I love my current car. It serves the purpose. But when the time comes, I will get a new car. I personally like Mercedes-Benz’s design, specifically AMG. However, I want to know what other options are out there.
The dataset I use is called “us-vehicle-fuel-economy-data-1984-2017”. This dataset contains United State vehicle fuel economy data starting from 1984. It provides model-specific fuel consumption ratings and estimated carbon dioxide emissions for retail sale vehicles.
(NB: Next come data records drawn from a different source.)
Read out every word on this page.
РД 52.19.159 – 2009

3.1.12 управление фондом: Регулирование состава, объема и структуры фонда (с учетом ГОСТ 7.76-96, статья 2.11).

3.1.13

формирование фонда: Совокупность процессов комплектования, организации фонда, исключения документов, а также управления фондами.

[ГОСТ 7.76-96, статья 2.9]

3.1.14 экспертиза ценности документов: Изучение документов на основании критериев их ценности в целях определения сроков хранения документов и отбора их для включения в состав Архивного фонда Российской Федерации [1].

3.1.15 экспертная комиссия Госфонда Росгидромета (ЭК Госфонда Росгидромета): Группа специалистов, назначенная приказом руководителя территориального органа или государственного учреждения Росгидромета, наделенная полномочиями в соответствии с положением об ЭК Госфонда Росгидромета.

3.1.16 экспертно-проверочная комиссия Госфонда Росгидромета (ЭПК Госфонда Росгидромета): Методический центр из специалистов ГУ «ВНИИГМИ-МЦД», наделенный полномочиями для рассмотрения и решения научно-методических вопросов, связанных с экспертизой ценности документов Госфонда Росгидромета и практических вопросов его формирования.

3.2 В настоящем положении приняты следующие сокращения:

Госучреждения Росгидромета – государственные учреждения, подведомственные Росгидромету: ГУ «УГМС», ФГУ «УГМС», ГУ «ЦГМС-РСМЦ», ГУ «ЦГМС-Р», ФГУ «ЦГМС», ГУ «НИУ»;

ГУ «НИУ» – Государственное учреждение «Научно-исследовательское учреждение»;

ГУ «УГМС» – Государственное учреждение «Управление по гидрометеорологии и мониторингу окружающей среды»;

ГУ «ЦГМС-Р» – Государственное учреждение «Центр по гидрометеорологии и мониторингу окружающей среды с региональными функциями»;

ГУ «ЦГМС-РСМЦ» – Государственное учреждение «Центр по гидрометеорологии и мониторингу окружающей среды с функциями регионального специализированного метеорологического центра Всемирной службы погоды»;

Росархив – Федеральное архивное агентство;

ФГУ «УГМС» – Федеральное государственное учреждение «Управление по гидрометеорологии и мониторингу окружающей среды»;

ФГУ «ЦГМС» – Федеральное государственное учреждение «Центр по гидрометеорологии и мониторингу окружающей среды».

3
The size of this dataset is 13,853 KB.
The dataset itself is from: https://datasource.kapsarc.org
Source copyrights and descriptions are from: http://www.fueleconomy.gov
library(tidyverse)
library(ggplot2)
library(hrbrthemes)
library(dplyr)
library(viridis)
library(epiDisplay)
library(MASS)
library(plotly)
library(forcats)
library(lemon)
library(gplots)
#install.packages("lemon")
knit_print.data.frame <- lemon_print
library(kableExtra)
#install.packages("gplots")
df <- read.csv("us-vehicle-fuel-economy-data-1984-2017.csv")
as_tibble(df)
## # A tibble: 44,859 x 83
## Year Manufacturer Model barrels08 barrelsA08 charge120 charge240 city08
## <int> <chr> <chr> <dbl> <int> <int> <int> <int>
## 1 2016 Porsche 911 Turb~ 14.9 0 0 0 17
## 2 2017 BMW M6 Gran ~ 18.6 0 0 0 14
## 3 2017 Hyundai Elantra ~ 11.0 0 0 0 24
## 4 2017 Lincoln MKC AWD 13.5 0 0 0 19
## 5 2017 Mercedes-Benz AMG GLS63 21.3 0 0 0 13
## 6 2016 GMC Sierra 1~ 14.9 0 0 0 18
## 7 2016 Chevrolet Silverad~ 16.5 0 0 0 16
## 8 2017 Hyundai Elantra 8.50 0 0 0 32
## 9 2017 BMW 550i xDr~ 16.5 0 0 0 15
## 10 2017 Genesis G80 RWD 13.5 0 0 0 18
## # ... with 44,849 more rows, and 75 more variables: city08U <int>,
## # cityA08 <int>, cityA08U <int>, cityCD <int>, cityE <int>, cityUF <int>,
## # co2 <int>, co2A <int>, co2TailpipeAGpm <int>, co2TailpipeGpm <dbl>,
## # comb08 <int>, comb08U <int>, combA08 <int>, combA08U <int>, combE <int>,
## # combinedCD <int>, combinedUF <int>, cylinders <int>, displ <dbl>,
## # drive <chr>, engId <int>, eng_dscr <chr>, feScore <int>, fuelCost08 <int>,
## # fuelCostA08 <int>, fuelType <chr>, fuelType1 <chr>, ghgScore <int>, ...
dim(df)
## [1] 44859 83
#str(df)
After a glimpse of the data, it is excellent that the dataset contains both quantitative and categorical values. However, my concern is that the dataset has too many variables. It was time-consuming to study the dataset and choose what variable to be used. In addition to that, there were 36690 NA values.
year- int- model year
Manufacturer - chr -manufacturer (division)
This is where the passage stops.